À propos du film «Merci Patron»

Si l’on ne peut que se réjouir de la victoire des protagonistes de ce film dans leur lutte contre Bernard Arnault, la forme du film, en revanche, pose beaucoup de questions.

A quel genre rattacher ce film ?  Ce n’est pas une fiction, ce n’est pas non plus un documentaire habituel dans la mesure ou l’objet même du film n’existe pas antérieurement à sa représentation. 

On a affaire ici à un réel construit pour les besoins du film. Certes l’action aurait pu se passer sans un film à la clé, mais on voit bien que la production d’images a été le moteur de la structuration du film et du déroulement de son action. D’ailleurs si l’issue n’avait pas été positive on peut se demander si le film aurait existé ?

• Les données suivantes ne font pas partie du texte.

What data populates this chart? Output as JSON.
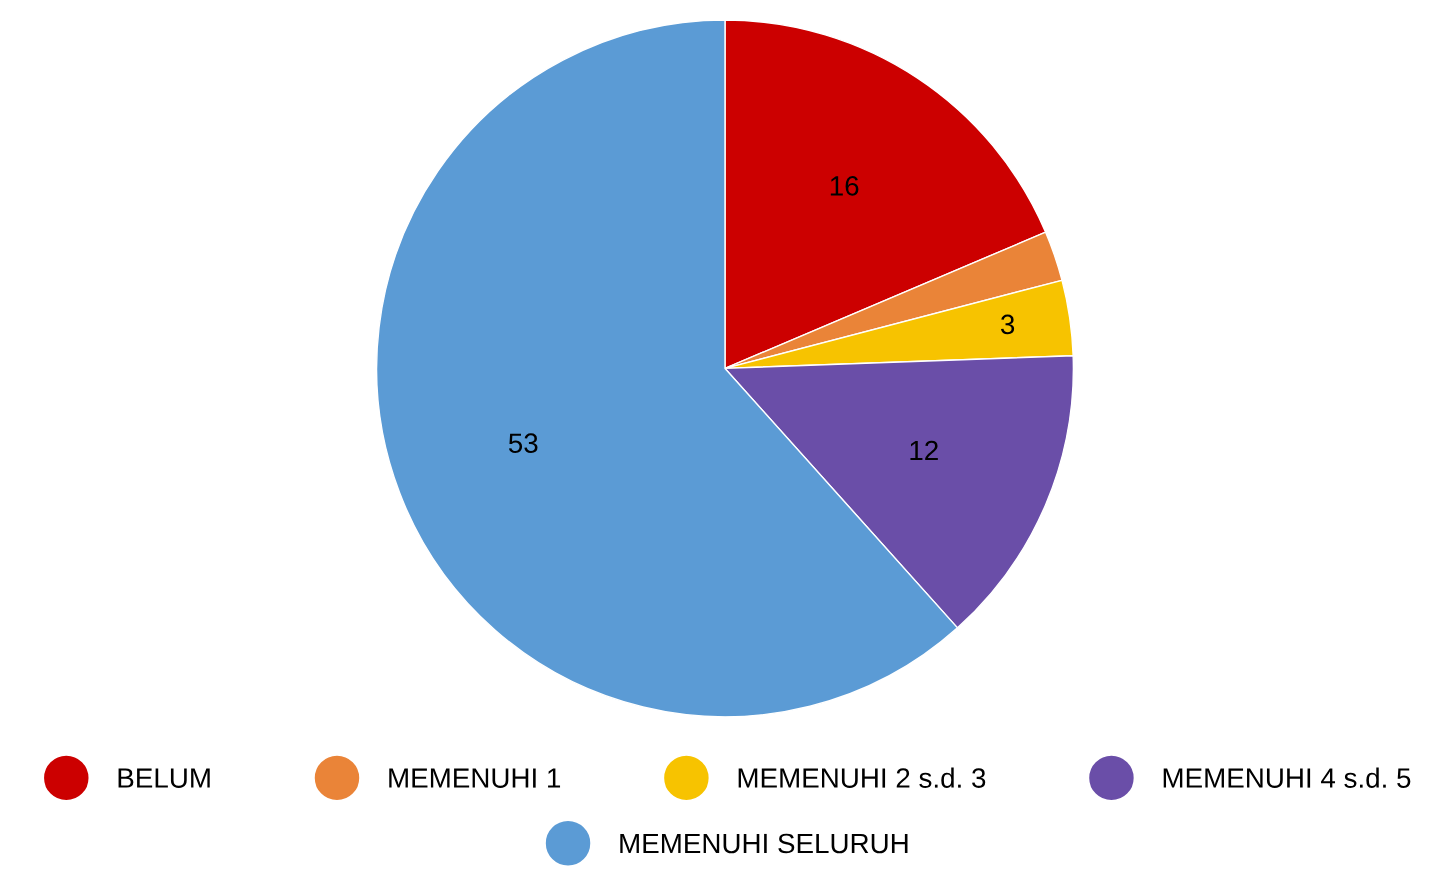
{
  "chart_data": {
    "type": "pie",
    "categories": [
      "BELUM",
      "MEMENUHI 1",
      "MEMENUHI 2 s.d. 3",
      "MEMENUHI 4 s.d. 5",
      "MEMENUHI SELURUH"
    ],
    "values": [
      16,
      2,
      3,
      12,
      53
    ],
    "value_labels": [
      "16",
      null,
      "3",
      "12",
      "53"
    ],
    "colors": [
      "#cc0000",
      "#ea8438",
      "#f7c300",
      "#6a4ea8",
      "#5b9bd5"
    ],
    "legend": "bottom"
  }
}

C’est un genre qui s’apparente davantage à ce que l’on peut trouver sur internet dans des vidéos montrant des “exploits“ généralement risqués, dont le seul but est de "faire le buzz“, comme on dit, sur la toile. Avec ce côté canular ou imposteur propre à Jean Yves Lafesse dont François Ruffin reconnait en lui, avec Michael Moore, un de ses inspirateurs. 

Ce film “OVNI“, comme le qualifient certains, peut difficilement être rattaché au genre documentaire loin s’en faut. L’instrumentalisation des époux Klur, l’auto-mise en scène du réalisateur dans un rôle du justicier, la caméra cachée, la manipulation, les magouilles... autant de points qui mettent à mal l’art du documentaire ou tout au moins ce que les théoriciens et documentaristes engagés ont explicité dans leur ouvrage “Cinéma documentaire : manières de faire, formes de pensée“ (1). 

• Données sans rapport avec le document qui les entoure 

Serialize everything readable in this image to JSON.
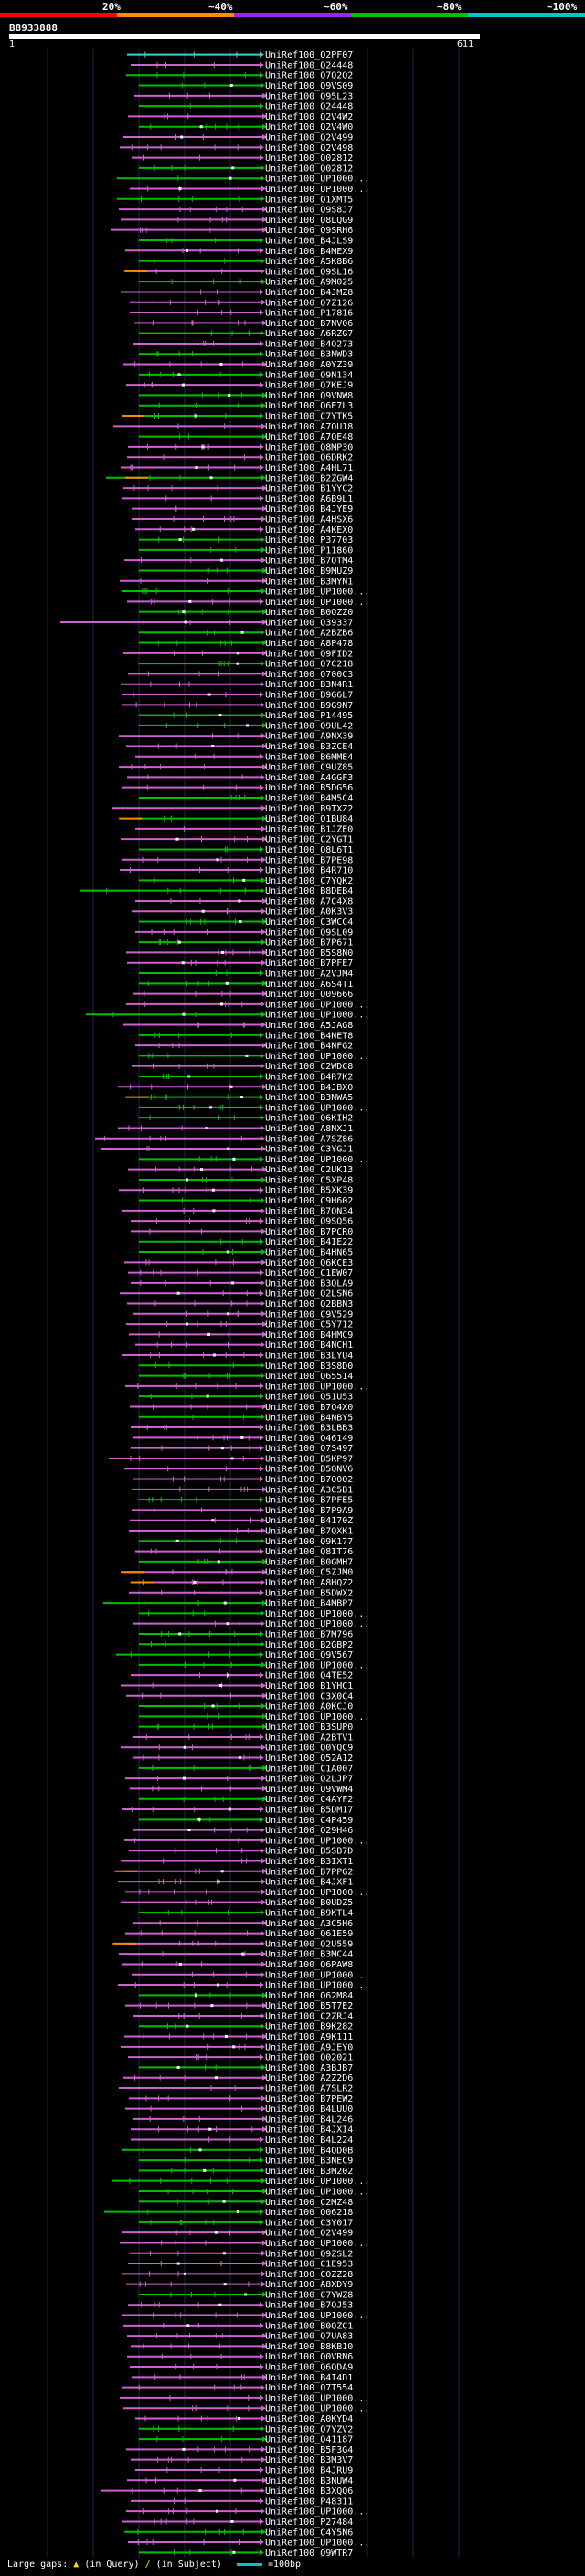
{
  "scale": {
    "ticks": [
      "20%",
      "~40%",
      "~60%",
      "~80%",
      "~100%"
    ],
    "colors": [
      "#ff0000",
      "#ff8c00",
      "#a020f0",
      "#00c000",
      "#00c8c8"
    ]
  },
  "query": {
    "id": "B8933888",
    "start": "1",
    "end": "611"
  },
  "hit_colors": {
    "green": "#00c000",
    "magenta": "#d060d0",
    "cyan": "#40d0d0",
    "orange": "#ff8c00",
    "pink": "#ff80ff"
  },
  "hits": [
    "UniRef100_Q2PF07",
    "UniRef100_Q24448",
    "UniRef100_Q7Q2Q2",
    "UniRef100_Q9VS09",
    "UniRef100_Q95L23",
    "UniRef100_Q24448",
    "UniRef100_Q2V4W2",
    "UniRef100_Q2V4W0",
    "UniRef100_Q2V499",
    "UniRef100_Q2V498",
    "UniRef100_Q02812",
    "UniRef100_Q02812",
    "UniRef100_UP1000...",
    "UniRef100_UP1000...",
    "UniRef100_Q1XMT5",
    "UniRef100_Q9S8J7",
    "UniRef100_Q8LQG9",
    "UniRef100_Q9SRH6",
    "UniRef100_B4JLS9",
    "UniRef100_B4MEX9",
    "UniRef100_A5K8B6",
    "UniRef100_Q9SL16",
    "UniRef100_A9M025",
    "UniRef100_B4JMZ8",
    "UniRef100_Q7Z126",
    "UniRef100_P17816",
    "UniRef100_B7NV06",
    "UniRef100_A6RZG7",
    "UniRef100_B4Q273",
    "UniRef100_B3NWD3",
    "UniRef100_A0YZ39",
    "UniRef100_Q9N134",
    "UniRef100_Q7KEJ9",
    "UniRef100_Q9VNW8",
    "UniRef100_Q6E7L3",
    "UniRef100_C7YTK5",
    "UniRef100_A7QU18",
    "UniRef100_A7QE48",
    "UniRef100_Q8MP30",
    "UniRef100_Q6DRK2",
    "UniRef100_A4HL71",
    "UniRef100_B2ZGW4",
    "UniRef100_B1YYC2",
    "UniRef100_A6B9L1",
    "UniRef100_B4JYE9",
    "UniRef100_A4HSX6",
    "UniRef100_A4KEX0",
    "UniRef100_P37703",
    "UniRef100_P11860",
    "UniRef100_B7QTM4",
    "UniRef100_B9MUZ9",
    "UniRef100_B3MYN1",
    "UniRef100_UP1000...",
    "UniRef100_UP1000...",
    "UniRef100_B0QZZ0",
    "UniRef100_Q39337",
    "UniRef100_A2BZB6",
    "UniRef100_A8P478",
    "UniRef100_Q9FID2",
    "UniRef100_Q7C218",
    "UniRef100_Q700C3",
    "UniRef100_B3N4R1",
    "UniRef100_B9G6L7",
    "UniRef100_B9G9N7",
    "UniRef100_P14495",
    "UniRef100_Q9UL42",
    "UniRef100_A9NX39",
    "UniRef100_B3ZCE4",
    "UniRef100_B6MME4",
    "UniRef100_C9UZ85",
    "UniRef100_A4GGF3",
    "UniRef100_B5DG56",
    "UniRef100_B4M5C4",
    "UniRef100_B9TXZ2",
    "UniRef100_Q1BU84",
    "UniRef100_B1JZE0",
    "UniRef100_C2YGT1",
    "UniRef100_Q8L6T1",
    "UniRef100_B7PE98",
    "UniRef100_B4R710",
    "UniRef100_C7YQK2",
    "UniRef100_B8DEB4",
    "UniRef100_A7C4X8",
    "UniRef100_A0K3V3",
    "UniRef100_C3WCC4",
    "UniRef100_Q9SL09",
    "UniRef100_B7P671",
    "UniRef100_B5S8N0",
    "UniRef100_B7PFE7",
    "UniRef100_A2VJM4",
    "UniRef100_A6S4T1",
    "UniRef100_Q09666",
    "UniRef100_UP1000...",
    "UniRef100_UP1000...",
    "UniRef100_A5JAG8",
    "UniRef100_B4NET8",
    "UniRef100_B4NFG2",
    "UniRef100_UP1000...",
    "UniRef100_C2WDC8",
    "UniRef100_B4R7K2",
    "UniRef100_B4JBX0",
    "UniRef100_B3NWA5",
    "UniRef100_UP1000...",
    "UniRef100_Q6KIH2",
    "UniRef100_A8NXJ1",
    "UniRef100_A7SZ86",
    "UniRef100_C3YGJ1",
    "UniRef100_UP1000...",
    "UniRef100_C2UK13",
    "UniRef100_C5XP48",
    "UniRef100_B5XK39",
    "UniRef100_C9H602",
    "UniRef100_B7QN34",
    "UniRef100_Q9SQ56",
    "UniRef100_B7PCR0",
    "UniRef100_B4IE22",
    "UniRef100_B4HN65",
    "UniRef100_Q6KCE3",
    "UniRef100_C1EW07",
    "UniRef100_B3QLA9",
    "UniRef100_Q2LSN6",
    "UniRef100_Q2BBN3",
    "UniRef100_C9V529",
    "UniRef100_C5Y712",
    "UniRef100_B4HMC9",
    "UniRef100_B4NCH1",
    "UniRef100_B3LYU4",
    "UniRef100_B3S8D0",
    "UniRef100_Q65514",
    "UniRef100_UP1000...",
    "UniRef100_Q51U53",
    "UniRef100_B7Q4X0",
    "UniRef100_B4NBY5",
    "UniRef100_B3LBB3",
    "UniRef100_Q46149",
    "UniRef100_Q7S497",
    "UniRef100_B5KP97",
    "UniRef100_B5QNV6",
    "UniRef100_B7Q0Q2",
    "UniRef100_A3C5B1",
    "UniRef100_B7PFE5",
    "UniRef100_B7P9A9",
    "UniRef100_B4170Z",
    "UniRef100_B7QXK1",
    "UniRef100_Q9K177",
    "UniRef100_Q8IT76",
    "UniRef100_B0GMH7",
    "UniRef100_C5ZJM0",
    "UniRef100_A8HQZ2",
    "UniRef100_B5DWX2",
    "UniRef100_B4MBP7",
    "UniRef100_UP1000...",
    "UniRef100_UP1000...",
    "UniRef100_B7M796",
    "UniRef100_B2GBP2",
    "UniRef100_Q9V567",
    "UniRef100_UP1000...",
    "UniRef100_Q4TE52",
    "UniRef100_B1YHC1",
    "UniRef100_C3X0C4",
    "UniRef100_A0KCJ0",
    "UniRef100_UP1000...",
    "UniRef100_B3SUP0",
    "UniRef100_A2BTV1",
    "UniRef100_Q0YQC9",
    "UniRef100_Q52A12",
    "UniRef100_C1A007",
    "UniRef100_Q2LJP7",
    "UniRef100_Q9VWM4",
    "UniRef100_C4AYF2",
    "UniRef100_B5DM17",
    "UniRef100_C4P459",
    "UniRef100_Q29H46",
    "UniRef100_UP1000...",
    "UniRef100_B5SB7D",
    "UniRef100_B3IXT1",
    "UniRef100_B7PPG2",
    "UniRef100_B4JXF1",
    "UniRef100_UP1000...",
    "UniRef100_B0UDZ5",
    "UniRef100_B9KTL4",
    "UniRef100_A3C5H6",
    "UniRef100_Q61E59",
    "UniRef100_Q2U559",
    "UniRef100_B3MC44",
    "UniRef100_Q6PAW8",
    "UniRef100_UP1000...",
    "UniRef100_UP1000...",
    "UniRef100_Q62M84",
    "UniRef100_B5T7E2",
    "UniRef100_C2ZRJ4",
    "UniRef100_B9K282",
    "UniRef100_A9K111",
    "UniRef100_A9JEY0",
    "UniRef100_Q02021",
    "UniRef100_A3BJB7",
    "UniRef100_A2Z2D6",
    "UniRef100_A7SLR2",
    "UniRef100_B7PEW2",
    "UniRef100_B4LUU0",
    "UniRef100_B4L246",
    "UniRef100_B4JXI4",
    "UniRef100_B4L224",
    "UniRef100_B4QD0B",
    "UniRef100_B3NEC9",
    "UniRef100_B3M202",
    "UniRef100_UP1000...",
    "UniRef100_UP1000...",
    "UniRef100_C2MZ48",
    "UniRef100_Q06218",
    "UniRef100_C3Y017",
    "UniRef100_Q2V499",
    "UniRef100_UP1000...",
    "UniRef100_Q9ZSL2",
    "UniRef100_C1E953",
    "UniRef100_C0ZZ28",
    "UniRef100_A8XDY9",
    "UniRef100_C7YWZ8",
    "UniRef100_B7QJ53",
    "UniRef100_UP1000...",
    "UniRef100_B0QZC1",
    "UniRef100_Q7UA83",
    "UniRef100_B8KB10",
    "UniRef100_Q0VRN6",
    "UniRef100_Q6QDA9",
    "UniRef100_B4I4D1",
    "UniRef100_Q7T554",
    "UniRef100_UP1000...",
    "UniRef100_UP1000...",
    "UniRef100_A0KYD4",
    "UniRef100_Q7YZV2",
    "UniRef100_Q41187",
    "UniRef100_B5F3G4",
    "UniRef100_B3M3V7",
    "UniRef100_B4JRU9",
    "UniRef100_B3NUW4",
    "UniRef100_B3XQQ6",
    "UniRef100_P48311",
    "UniRef100_UP1000...",
    "UniRef100_P27484",
    "UniRef100_C4Y5N6",
    "UniRef100_UP1000...",
    "UniRef100_Q9WTR7"
  ],
  "legend": {
    "large_gaps_label": "Large gaps:",
    "in_query_label": "(in Query)",
    "in_subject_label": "(in Subject)",
    "scale_label": "=100bp"
  }
}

Le genre ici pourrait s’apparenter davantage à celui des reality-shows, un divertissement qui embarque le spectateur dans un récit aventurier où un suspense bien construit le fera frémir, vibrer, rêver…  tout en étant confortablement installé dans son fauteuil. Le spectacle pour le spectacle, le spectacle comme une fin en soit qui procure une certaine jouissance, mais qui finalement ne débouche pour le spectateur sur rien d’autre qu’un bon moment passé ou pire le conforte dans son cocooning face à la souffrance des autres ou aux risques que des casse-cous peuvent prendre.

En somme tous les ingrédients des formes télévisuelles les plus douteuses sont là. C’est précisément en cela que ce film pose question, car il fonctionne en miroir du spectacle auquel le néolibéralisme et ses médias dominants nous ont habitué. Ce que Guy Debord dans “La société du spectacle“ avait il y a longtemps déjà pressenti et théorisé, et ce que Marie-José Mondain explique si bien aujourd’hui (2) lorsqu’elle évoque, par exemple, à quel point les djihadistes d’Al Qaida ou de Daesh ont su réutiliser à leur profit les codes de la culture néolibérale de l’image. Le 11 septembre en particulier en étant le summum avec ses 4 millards de spectateurs. (3)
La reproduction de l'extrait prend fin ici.